More intriguing than that was the chapter that came after, in which Hal (I’m pretty sure anyway) obsesses about the pot that some woman is supposed to deliver to him, but who hasn’t shown up, and in fact is some hours late. Some very frantic, even hysterical narration here that seems to reflect that mindset of a guy jones for a fix.
Something intersting I noted on the wikipedia page for Infinite Jest. And that is it is catagorized as Hysterical Realism, a term I’d never heard of before.
The term was coined by the critic James Wood in an essay on Zadie Smith‘s White Teeth, titled “The Smallness of the ‘Big’ Novel: Human, All Too Inhuman”, which appeared in the July 24, 2000 issue of The New Republic and was later reprinted in Wood’s 2004 book, The Irresponsible Self: On Laughter and the Novel. [note: the hyperlinks in this quote lead to nowhere. sorry]
I got this book off the shelf yesterday so that I could read this article and frankly I didn’t really ge it.
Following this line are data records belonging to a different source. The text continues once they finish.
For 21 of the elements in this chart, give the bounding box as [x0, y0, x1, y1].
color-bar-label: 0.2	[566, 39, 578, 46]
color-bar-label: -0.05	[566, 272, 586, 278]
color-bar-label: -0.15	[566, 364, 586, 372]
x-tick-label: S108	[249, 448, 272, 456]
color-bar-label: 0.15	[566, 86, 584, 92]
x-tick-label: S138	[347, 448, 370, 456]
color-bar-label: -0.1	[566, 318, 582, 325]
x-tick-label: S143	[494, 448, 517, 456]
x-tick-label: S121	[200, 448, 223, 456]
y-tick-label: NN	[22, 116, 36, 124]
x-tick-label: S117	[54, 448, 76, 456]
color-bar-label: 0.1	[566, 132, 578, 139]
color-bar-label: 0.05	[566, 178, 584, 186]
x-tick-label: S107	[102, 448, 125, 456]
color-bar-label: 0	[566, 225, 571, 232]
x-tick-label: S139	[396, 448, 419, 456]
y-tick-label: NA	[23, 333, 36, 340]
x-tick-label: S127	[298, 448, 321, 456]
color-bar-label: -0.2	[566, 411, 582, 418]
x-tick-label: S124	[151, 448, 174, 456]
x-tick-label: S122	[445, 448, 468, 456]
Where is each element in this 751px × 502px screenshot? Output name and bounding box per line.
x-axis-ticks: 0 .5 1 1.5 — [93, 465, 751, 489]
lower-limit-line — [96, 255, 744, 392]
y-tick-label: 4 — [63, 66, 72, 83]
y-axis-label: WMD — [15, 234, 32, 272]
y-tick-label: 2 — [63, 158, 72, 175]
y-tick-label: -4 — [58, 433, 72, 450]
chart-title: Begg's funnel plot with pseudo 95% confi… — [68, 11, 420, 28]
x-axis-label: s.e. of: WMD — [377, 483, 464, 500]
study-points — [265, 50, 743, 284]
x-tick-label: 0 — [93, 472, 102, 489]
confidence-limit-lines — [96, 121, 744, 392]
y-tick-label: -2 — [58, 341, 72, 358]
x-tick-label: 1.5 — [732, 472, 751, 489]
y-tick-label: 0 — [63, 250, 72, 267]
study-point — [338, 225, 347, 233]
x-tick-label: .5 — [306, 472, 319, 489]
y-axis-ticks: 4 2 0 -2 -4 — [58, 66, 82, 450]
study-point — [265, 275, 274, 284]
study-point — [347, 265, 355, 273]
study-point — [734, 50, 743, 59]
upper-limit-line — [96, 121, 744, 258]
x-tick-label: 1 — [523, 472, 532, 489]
I mean, I understood, sort of, what Wood was getting it, but I just didn’t agree. It seemed less like criticisms and more like griping because books like Infinite Jest do not fit some idea that Wood’s has of what fiction should be. Mainly Woods complains about the lack of real character development and exploration, that these authors don’t give you enough of what the characters feel and too much information about the world in which the characters exist.
I wouldn’t disgree with Woods on this point, but I would disagree that this makes such fiction bad or not as good as other works. Wood even goes so far as to say that such fiction lacks moral intentions or some such bullshit.
I suppose what really bugged me about Wood’s view is that it doesn’t allow for something different. Perhaps Infinite Jest isn’t entirely successful. That’s debateable. But so far as I can tell it is interesting, and quite compelling, even if my wrists do hurt a little from heft the weight of the book. In any case, despite Wood’s bitching, I’m going to keep reading IJ, for now anyway.
Also, one can’t help but imagine how please Wood must be with himself, for coining a new -ism for the literary round table. Kudos to you, sir! Kudos, I say!